C’est cette question qui a poussé des centaines de personnes à se mobiliser. En quelques jours, une pétition lancée sur internet a recueilli près de mille signatures. Son titre est sans équivoque : « Liberté immédiate pour Louis Dassilva : stop à la détention préventive infinie ». Pour les initiateurs, il ne s’agit pas seulement de défendre un compatriote, mais de dénoncer une pratique judiciaire qui bafoue le principe de présomption d’innocence, pourtant inscrit dans toutes les constitutions modernes.
« Ce n’est pas un procès équitable. On veut faire de Louis un coupable idéal, parce qu’il est étranger, noir et immigré », accuse un militant sénégalais basé en Italie. Ces mots traduisent un sentiment largement partagé : celui que Dassilva paie le prix de son origine et de son statut social plus que celui des faits qui lui sont reprochés.
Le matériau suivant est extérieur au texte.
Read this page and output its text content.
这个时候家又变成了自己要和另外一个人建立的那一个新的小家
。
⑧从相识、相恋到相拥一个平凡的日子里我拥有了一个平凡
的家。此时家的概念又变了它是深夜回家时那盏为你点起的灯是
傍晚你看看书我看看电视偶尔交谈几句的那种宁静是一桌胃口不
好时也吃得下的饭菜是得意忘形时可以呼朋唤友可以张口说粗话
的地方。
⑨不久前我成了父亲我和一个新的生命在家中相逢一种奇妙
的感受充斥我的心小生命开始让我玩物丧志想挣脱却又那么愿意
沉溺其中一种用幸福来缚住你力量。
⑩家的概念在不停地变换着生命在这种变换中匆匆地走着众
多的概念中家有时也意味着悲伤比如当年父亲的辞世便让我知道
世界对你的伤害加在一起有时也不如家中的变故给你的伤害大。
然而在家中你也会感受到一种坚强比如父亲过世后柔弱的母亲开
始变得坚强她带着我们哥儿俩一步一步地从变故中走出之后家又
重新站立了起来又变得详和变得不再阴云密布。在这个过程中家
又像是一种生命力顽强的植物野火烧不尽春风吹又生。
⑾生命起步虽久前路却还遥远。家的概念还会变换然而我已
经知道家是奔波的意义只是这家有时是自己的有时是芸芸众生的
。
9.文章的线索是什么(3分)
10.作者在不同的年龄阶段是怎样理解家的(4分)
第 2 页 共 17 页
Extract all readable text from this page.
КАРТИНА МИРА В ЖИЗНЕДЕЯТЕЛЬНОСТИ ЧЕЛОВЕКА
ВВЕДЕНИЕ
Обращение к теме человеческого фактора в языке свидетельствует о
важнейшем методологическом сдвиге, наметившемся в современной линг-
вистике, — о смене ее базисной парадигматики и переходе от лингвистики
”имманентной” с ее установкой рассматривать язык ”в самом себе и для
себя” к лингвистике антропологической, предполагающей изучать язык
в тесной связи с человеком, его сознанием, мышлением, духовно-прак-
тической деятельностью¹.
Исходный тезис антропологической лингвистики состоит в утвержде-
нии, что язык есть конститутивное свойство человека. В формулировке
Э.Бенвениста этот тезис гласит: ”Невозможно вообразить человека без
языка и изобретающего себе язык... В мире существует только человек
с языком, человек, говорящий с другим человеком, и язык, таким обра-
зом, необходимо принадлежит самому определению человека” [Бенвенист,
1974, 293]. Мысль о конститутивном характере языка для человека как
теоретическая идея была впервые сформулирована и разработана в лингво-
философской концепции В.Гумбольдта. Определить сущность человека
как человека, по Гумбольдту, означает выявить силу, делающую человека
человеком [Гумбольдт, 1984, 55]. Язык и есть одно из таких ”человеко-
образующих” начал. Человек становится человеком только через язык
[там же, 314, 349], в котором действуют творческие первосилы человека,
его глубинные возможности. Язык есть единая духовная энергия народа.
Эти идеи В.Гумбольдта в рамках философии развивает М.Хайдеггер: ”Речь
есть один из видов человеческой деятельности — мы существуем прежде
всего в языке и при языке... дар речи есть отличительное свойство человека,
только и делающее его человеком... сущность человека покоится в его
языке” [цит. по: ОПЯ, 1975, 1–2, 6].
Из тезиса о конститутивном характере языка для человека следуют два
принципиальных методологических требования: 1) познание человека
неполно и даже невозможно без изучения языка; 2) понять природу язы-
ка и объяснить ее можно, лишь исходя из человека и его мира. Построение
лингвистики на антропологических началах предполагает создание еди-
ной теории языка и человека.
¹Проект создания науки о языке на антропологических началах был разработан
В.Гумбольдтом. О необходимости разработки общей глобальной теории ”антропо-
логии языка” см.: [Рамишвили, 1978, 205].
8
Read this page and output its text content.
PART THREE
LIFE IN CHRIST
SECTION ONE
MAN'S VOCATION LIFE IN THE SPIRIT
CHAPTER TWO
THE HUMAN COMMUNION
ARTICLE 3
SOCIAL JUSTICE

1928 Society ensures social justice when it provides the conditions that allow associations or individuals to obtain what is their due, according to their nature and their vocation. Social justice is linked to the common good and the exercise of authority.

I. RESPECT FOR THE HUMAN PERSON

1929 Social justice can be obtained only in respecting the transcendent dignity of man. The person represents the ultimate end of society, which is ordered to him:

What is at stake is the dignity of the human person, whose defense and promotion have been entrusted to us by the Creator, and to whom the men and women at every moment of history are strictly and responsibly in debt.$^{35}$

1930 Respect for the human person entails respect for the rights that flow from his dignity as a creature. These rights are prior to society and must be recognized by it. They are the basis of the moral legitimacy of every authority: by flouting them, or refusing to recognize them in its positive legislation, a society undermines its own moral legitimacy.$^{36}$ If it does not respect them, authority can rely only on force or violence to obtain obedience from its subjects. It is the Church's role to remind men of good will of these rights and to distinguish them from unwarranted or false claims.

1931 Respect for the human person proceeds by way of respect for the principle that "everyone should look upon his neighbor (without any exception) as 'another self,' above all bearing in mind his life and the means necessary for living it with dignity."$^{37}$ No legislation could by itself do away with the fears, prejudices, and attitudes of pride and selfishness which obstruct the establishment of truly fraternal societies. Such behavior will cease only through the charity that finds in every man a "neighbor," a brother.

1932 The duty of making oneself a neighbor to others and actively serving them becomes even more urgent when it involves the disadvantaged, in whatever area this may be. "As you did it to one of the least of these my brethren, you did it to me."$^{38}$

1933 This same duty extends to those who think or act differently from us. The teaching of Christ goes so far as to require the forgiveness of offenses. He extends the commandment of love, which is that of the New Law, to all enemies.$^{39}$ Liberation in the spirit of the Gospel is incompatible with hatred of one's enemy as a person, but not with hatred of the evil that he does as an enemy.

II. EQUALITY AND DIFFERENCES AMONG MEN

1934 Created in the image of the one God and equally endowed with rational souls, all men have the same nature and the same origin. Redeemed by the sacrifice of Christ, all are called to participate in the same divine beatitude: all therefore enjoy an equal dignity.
Sur le plan judiciaire, l’acte d’accusation est lourd : homicide volontaire aggravé, avec préméditation et cruauté. Mais, derrière la solennité des mots, les éléments matériels convaincants manquent. Pour ses avocats et ses soutiens, il existe trop d’incertitudes et d’ombres dans le dossier. Pourquoi alors maintenir un homme derrière les barreaux depuis si longtemps, si ce n’est pour satisfaire une opinion publique italienne ébranlée par ce crime odieux ?
Dans les rues de Rimini, la solidarité ne faiblit pas. Des manifestations de soutien ont déjà eu lieu, rassemblant la communauté sénégalaise et des défenseurs des droits humains. Mais ces mobilisations se heurtent aussi à la douleur légitime de la famille de la victime, qui demande le respect de la mémoire de Pierina Paganelli. La tension est palpable, entre la quête de vérité et l’exigence de justice.
Au Sénégal, cette affaire résonne comme un symbole. Elle pose la question du traitement réservé aux immigrés africains en Europe, souvent présumés coupables avant même d’avoir été jugés. Elle interpelle les consciences, mais aussi les autorités consulaires et diplomatiques sur la nécessité de défendre les droits de nos compatriotes au-delà des frontières.
À quelques semaines du procès, l’issue reste incertaine. Mais une chose est sûre : Louis Dassilva n’est plus seul. Derrière lui, il y a désormais une mobilisation citoyenne, une voix collective qui refuse l’injustice silencieuse. Et quelle que soit la décision de la justice italienne, cette affaire restera comme un révélateur des fragilités d’un système judiciaire où l’équilibre entre sécurité et droits fondamentaux est encore loin d’être trouvé.
Aujourd’hui, la balle n’est pas seulement dans le camp des juges italiens. Elle est aussi entre les mains des autorités sénégalaises. Le peuple attend que l’État prenne ses responsabilités, qu’il soutienne officiellement Louis Dassilva et exige pour lui un procès juste, rapide et équitable. Car au-delà d’un homme, c’est la dignité d’une communauté tout entière qui est en jeu.